Just as relevant now as ever. This part strikes me particularly:
> Sometimes a law is just on its face and unjust in its application. For instance, I have been arrested on a charge of parading without a permit. Now, there is nothing wrong in having an ordinance which requires a permit for a parade. But such an ordinance becomes unjust when it is used to maintain segregation and to deny citizens the First-Amendment privilege of peaceful assembly and protest.
I think that one of the great failures of our society and our government has been our willingness to allow large gaps to form between a law and its application.

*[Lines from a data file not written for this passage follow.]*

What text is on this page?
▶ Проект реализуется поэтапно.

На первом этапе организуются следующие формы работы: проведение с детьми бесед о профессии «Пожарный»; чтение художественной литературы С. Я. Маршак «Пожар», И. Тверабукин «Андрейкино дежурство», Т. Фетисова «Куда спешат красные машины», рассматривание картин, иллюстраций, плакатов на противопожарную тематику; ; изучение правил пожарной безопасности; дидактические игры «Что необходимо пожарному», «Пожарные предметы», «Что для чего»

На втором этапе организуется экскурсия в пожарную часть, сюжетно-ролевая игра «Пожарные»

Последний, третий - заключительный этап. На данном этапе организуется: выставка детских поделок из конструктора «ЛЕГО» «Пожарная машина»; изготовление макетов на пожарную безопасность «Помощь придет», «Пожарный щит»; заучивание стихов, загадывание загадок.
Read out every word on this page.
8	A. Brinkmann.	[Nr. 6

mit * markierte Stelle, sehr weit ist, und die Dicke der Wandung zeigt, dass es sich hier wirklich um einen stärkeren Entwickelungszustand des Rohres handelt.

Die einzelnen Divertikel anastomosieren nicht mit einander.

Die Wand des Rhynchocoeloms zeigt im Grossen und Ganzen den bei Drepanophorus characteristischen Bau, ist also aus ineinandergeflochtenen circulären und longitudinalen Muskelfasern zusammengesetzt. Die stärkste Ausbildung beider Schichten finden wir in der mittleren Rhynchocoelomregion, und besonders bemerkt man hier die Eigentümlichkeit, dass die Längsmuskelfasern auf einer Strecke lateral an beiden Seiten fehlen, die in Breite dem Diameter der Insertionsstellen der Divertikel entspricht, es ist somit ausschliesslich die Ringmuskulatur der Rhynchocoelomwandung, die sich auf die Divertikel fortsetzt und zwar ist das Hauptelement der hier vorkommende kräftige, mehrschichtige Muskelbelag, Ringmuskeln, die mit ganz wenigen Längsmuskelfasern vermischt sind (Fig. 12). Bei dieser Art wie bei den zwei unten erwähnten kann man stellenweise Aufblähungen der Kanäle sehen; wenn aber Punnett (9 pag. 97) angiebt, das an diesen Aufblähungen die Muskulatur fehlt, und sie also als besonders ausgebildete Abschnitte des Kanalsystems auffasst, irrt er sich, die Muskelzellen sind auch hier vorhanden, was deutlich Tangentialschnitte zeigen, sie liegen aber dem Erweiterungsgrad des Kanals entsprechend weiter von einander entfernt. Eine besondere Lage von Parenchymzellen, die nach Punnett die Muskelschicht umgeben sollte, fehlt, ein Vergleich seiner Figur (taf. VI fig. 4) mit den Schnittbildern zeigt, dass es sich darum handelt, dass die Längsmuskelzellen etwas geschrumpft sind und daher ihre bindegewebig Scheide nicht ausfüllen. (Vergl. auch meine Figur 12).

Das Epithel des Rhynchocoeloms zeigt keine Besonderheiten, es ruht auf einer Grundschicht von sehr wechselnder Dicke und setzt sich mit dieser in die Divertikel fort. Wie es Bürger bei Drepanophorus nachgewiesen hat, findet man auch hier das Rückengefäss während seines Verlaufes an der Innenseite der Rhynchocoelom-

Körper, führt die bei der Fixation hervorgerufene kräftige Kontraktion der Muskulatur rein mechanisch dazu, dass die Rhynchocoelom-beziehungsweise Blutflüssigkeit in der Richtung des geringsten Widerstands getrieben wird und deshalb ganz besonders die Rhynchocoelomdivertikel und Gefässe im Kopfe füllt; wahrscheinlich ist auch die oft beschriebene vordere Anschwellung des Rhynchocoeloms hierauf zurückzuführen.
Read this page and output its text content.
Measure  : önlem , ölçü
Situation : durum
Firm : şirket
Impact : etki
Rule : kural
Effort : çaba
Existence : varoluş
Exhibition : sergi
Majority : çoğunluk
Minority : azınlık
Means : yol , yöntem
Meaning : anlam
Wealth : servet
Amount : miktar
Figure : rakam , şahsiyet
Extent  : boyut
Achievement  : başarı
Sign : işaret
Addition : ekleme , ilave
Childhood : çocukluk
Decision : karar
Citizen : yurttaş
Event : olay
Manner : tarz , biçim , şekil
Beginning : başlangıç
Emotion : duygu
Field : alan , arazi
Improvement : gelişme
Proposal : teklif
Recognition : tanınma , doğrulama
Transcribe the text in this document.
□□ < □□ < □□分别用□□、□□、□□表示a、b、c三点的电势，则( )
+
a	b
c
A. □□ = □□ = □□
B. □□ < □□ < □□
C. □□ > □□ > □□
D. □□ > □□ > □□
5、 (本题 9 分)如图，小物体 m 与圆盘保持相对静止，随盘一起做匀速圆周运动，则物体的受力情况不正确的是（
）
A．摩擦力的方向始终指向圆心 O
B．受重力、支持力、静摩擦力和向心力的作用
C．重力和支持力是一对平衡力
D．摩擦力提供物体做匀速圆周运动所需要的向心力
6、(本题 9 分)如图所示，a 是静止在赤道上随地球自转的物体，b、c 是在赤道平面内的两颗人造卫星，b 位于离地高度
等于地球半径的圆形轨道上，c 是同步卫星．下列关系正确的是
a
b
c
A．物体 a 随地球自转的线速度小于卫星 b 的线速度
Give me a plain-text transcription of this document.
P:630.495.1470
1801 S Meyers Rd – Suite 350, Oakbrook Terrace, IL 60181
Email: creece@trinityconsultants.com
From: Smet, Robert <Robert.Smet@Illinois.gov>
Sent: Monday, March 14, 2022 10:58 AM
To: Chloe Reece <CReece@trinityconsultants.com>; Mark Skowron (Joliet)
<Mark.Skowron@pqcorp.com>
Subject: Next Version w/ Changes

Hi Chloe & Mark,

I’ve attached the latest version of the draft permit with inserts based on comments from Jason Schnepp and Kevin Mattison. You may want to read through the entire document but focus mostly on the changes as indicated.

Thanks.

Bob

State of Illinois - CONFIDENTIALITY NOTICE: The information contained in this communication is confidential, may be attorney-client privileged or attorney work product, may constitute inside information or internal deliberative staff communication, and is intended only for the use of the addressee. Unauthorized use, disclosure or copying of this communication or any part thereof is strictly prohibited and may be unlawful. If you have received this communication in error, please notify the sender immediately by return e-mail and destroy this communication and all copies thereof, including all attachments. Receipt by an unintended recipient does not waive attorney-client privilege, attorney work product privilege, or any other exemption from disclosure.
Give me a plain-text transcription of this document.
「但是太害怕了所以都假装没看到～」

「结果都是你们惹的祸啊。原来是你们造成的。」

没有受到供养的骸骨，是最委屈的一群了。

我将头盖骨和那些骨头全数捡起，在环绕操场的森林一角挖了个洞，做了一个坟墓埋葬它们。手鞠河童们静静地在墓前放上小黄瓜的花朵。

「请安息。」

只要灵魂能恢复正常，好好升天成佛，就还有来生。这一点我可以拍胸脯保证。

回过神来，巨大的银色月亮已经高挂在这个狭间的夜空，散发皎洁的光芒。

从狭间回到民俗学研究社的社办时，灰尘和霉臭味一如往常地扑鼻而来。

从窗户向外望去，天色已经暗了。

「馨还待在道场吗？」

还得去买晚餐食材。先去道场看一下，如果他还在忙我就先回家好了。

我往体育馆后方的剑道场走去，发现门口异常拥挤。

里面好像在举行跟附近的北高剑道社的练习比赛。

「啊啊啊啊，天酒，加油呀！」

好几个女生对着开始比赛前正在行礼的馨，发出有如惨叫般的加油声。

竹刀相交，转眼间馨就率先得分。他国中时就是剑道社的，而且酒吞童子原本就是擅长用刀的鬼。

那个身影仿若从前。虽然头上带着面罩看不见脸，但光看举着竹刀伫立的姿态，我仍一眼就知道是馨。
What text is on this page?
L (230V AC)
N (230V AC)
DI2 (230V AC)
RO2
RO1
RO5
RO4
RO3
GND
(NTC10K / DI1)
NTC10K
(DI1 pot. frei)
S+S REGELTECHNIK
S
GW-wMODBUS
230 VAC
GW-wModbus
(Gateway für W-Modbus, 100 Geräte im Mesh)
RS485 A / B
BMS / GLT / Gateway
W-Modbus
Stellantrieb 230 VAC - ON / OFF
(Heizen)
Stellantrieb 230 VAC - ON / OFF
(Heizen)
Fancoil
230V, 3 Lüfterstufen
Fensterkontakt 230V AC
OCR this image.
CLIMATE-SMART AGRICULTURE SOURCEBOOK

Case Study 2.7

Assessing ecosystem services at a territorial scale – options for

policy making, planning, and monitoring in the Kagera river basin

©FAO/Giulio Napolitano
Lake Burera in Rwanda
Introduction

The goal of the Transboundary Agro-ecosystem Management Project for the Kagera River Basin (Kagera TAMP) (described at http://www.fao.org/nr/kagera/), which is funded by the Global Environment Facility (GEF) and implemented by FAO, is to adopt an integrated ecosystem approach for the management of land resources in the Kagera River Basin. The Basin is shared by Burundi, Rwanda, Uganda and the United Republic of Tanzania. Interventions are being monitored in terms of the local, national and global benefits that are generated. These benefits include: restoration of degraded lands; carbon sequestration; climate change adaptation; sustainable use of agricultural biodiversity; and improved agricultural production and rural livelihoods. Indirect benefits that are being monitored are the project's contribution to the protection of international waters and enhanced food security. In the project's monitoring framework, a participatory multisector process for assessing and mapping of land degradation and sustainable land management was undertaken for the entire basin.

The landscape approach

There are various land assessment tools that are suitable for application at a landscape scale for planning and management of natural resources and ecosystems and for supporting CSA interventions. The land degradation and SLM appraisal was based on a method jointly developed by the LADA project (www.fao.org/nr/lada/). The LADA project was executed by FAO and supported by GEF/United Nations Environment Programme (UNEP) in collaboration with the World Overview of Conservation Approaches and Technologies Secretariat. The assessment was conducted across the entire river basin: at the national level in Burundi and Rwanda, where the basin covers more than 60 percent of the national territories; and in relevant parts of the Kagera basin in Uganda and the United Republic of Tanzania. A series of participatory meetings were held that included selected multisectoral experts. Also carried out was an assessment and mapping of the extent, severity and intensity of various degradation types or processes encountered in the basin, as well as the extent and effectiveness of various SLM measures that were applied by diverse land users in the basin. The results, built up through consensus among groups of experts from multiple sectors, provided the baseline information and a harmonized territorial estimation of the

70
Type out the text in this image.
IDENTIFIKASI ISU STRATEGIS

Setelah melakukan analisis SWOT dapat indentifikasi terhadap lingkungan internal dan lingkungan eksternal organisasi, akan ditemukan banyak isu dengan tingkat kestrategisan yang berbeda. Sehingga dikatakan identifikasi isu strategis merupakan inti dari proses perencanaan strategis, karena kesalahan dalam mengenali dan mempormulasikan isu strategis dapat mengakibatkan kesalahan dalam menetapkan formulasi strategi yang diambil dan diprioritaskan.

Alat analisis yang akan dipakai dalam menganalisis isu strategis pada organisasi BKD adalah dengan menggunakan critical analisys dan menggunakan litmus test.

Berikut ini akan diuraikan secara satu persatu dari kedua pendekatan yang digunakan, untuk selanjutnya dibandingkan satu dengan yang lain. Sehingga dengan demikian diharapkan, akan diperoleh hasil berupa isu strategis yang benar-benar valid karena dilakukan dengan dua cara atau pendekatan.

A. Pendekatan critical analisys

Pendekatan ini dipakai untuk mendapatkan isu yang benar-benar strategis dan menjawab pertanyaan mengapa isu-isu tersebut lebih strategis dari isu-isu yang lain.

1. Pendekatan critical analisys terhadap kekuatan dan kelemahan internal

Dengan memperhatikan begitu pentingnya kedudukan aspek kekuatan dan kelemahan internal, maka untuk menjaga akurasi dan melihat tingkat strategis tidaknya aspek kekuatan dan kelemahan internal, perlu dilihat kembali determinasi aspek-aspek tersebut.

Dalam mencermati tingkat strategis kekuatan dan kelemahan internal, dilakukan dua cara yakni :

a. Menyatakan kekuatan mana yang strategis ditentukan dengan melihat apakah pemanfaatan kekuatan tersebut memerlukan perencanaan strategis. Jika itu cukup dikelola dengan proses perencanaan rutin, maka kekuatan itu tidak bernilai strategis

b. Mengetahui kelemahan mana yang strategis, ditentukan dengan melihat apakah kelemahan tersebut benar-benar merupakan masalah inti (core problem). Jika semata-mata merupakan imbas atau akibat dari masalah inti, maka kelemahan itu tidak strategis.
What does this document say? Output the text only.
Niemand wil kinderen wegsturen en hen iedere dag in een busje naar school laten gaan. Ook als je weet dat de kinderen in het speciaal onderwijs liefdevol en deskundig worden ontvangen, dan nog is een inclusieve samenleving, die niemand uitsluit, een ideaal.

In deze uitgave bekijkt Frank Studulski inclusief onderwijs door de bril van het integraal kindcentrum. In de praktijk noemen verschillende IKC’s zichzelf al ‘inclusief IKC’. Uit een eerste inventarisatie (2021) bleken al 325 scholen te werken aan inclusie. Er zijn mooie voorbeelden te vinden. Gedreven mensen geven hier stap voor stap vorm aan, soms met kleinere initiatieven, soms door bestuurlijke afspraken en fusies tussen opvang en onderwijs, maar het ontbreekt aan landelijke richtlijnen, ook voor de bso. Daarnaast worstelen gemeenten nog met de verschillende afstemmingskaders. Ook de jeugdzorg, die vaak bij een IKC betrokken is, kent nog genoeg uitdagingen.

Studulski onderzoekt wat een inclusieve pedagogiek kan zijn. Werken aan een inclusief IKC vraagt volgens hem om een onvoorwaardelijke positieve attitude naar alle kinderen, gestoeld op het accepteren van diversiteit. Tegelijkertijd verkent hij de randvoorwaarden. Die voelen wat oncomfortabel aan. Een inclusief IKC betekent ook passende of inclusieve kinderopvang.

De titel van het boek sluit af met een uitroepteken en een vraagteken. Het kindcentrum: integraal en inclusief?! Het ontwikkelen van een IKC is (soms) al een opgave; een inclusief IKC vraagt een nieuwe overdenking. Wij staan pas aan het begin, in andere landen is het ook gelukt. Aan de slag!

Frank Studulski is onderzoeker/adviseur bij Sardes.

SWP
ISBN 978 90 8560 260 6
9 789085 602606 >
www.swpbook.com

We constantly hear about laws that are "on the books but not enforced". We constantly pass laws to remedy perceived ills, but we don't fund or even specify enforcement mechanisms (or we make such mechanisms ineffective), so the laws just add to the pile of unpaid promissory notes that King refers to in another famous passage. (Ironically the civil rights legislation that King fought for is an example of this.)
I also wonder what King would say if we could ask him today about what he says here. In the situation he describes, is it really the ordinance itself that becomes unjust, or can it be that the ordinance itself remains just while it is the enforcement process itself that is unjust?
We seem too content to allow decisions about the provisions of a law to be separated from decisions about how those provisions are implemented; we allow innumerable people (e.g., police officers) discretion to make their own decisions about what the law means. This leaves space for those people to interpose their own personal biases and beliefs between the law and its operation. I think we need to fix that.